Into the bedroom, where she pulled on slacks and a shirt. If she was working a shift at Callaghan’s later, she would take out her uniform, hang it on the outside of her closet, check for loose threads and spots. A crisp blouse ironed on Sunday evening. A skirt, just a shade too tight. Shoes lined up, toes together, the heels too high to be practical for a cocktail waitress on her feet all night. But the eyes on her gave her a certain glow that made the tips increase, that made the hours go by faster.
Then she lit another cigarette, slipped her feet into her house slippers, and took her coffee back to the bathroom. Only then, awake and alert, her clothes protecting her, could she look in the mirror.
Skin first—always skin first. On a good day, it was as pale and smooth as a black-and-white photograph. On a bad one, blemishes and old scars speckled the surface and needed to be hidden. She set her cup on the edge of the basin, took another drag on her cigarette, and balanced it in the ashtray that sat on the shelf.
Each morning she smeared on foundation with fingers that trembled depending on how much the view in the mirror had upset her, or on what kind of night she’d had. There were days when her hands were shaking and sweating so that her makeup was patchy, or when her skin was so marked that two layers of foundation seemed to make little difference. On those days, she slapped her face as she applied it. Punishing. She watched her eyes in the mirror as she did it. Hard enough to hurt, not hard enough to mark.
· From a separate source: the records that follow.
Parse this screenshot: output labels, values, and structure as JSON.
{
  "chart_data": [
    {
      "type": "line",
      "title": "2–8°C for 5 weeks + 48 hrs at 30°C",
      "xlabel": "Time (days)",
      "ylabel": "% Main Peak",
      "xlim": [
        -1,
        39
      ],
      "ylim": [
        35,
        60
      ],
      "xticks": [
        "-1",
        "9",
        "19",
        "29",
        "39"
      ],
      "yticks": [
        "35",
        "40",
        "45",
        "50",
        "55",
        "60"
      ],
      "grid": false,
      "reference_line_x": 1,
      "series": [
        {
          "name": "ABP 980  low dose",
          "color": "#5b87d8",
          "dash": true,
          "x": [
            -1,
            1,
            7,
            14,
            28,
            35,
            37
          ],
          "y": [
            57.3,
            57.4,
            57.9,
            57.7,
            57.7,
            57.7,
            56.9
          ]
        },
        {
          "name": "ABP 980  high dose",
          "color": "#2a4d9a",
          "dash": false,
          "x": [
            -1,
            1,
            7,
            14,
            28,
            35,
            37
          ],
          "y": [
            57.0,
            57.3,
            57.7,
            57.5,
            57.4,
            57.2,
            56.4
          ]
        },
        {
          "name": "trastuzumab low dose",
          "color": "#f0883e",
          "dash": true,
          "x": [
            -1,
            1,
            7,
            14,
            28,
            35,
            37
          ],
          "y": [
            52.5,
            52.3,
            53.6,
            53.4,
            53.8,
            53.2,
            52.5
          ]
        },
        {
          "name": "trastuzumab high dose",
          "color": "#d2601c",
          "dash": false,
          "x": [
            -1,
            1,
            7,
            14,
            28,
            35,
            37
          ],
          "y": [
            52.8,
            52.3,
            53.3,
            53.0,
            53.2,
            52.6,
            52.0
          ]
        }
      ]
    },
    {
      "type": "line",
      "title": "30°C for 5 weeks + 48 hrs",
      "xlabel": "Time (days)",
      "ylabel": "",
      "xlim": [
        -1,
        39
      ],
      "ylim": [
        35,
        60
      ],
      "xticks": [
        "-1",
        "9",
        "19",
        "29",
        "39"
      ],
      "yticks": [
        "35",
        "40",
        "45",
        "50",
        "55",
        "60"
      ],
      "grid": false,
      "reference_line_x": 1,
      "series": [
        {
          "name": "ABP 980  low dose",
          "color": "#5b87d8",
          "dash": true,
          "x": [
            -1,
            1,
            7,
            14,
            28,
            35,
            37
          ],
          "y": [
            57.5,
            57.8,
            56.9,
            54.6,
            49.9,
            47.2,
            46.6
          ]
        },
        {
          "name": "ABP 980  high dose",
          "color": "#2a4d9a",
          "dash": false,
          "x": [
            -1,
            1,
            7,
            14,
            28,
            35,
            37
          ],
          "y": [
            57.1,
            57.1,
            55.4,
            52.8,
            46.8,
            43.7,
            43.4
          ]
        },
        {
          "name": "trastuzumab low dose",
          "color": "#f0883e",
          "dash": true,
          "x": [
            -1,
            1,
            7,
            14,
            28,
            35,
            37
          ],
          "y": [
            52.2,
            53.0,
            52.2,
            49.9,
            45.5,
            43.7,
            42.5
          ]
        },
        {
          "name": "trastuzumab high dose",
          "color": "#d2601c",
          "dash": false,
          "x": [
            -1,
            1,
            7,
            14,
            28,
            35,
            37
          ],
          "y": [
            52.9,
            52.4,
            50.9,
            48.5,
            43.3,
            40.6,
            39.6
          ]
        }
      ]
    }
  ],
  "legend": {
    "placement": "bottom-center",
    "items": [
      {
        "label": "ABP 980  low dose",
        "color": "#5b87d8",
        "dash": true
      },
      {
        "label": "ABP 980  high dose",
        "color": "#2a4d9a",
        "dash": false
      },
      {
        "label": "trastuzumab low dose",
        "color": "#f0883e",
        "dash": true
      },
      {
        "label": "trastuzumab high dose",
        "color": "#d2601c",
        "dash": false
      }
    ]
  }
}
Then the powder, patted into the familiar mask. She pursed her lips, stroked blush into the hollows made beneath her cheekbones, squinted until the face in the mirror became a blurred oval, and she could see that the stripes of color were even. Enough. She blinked, took up her pencil, focused. The eyebrows first: high, surprised arches framing her long eyes. Shadow, liquid liner, three coats of mascara. She worked like an artist: blending, smudging, deepening colors. Occasionally she took a drag on her cigarette, a mouthful of coffee. A final dusting of powder; a coat of lipstick, blotted; a comb through her hair, teasing it taller; a silver spiral of hairspray. And it was done. For the first time that day, she could look at her face as a whole.
She was Ruth, then.
Now she is one of twenty shivering women in a tiled room, huddled beneath thin trickles of lukewarm water. Twenty slivers of cheap green soap. Twenty thin towels on twenty rusty hooks.
In here, she closes her eyes, blocks out the echoing shouts, the singing, the cursing. Tries to pretend she’s alone, and concentrates on getting clean. She never feels clean enough. In her first week, she asked for a nail brush, and she digs the bristles into the soap, focuses on picking up the shards of slimy green, on working it into a thin lather between her palm and the brush. And then she scrubs, the way they used to scour her face at the convent school until her skin burned. She closes her eyes and sees herself as she was then—thirteen and tiny; flat-chested; lank-haired; her face a film of oil, covered in red and white pimples. She feels the water sting her skin in the same way, inhales the same smells of bleach and steam, and she isn’t sure where she is any longer and she knows that it hardly matters.
And when the guards shout at her to move it along, she opens her eyes and takes her rough towel and rubs her skin until it smarts.
Later she will take the tiny mirror they have allowed her, and look at a fragment of her face and see the shine, the oil, the pimples and know that she is still being punished.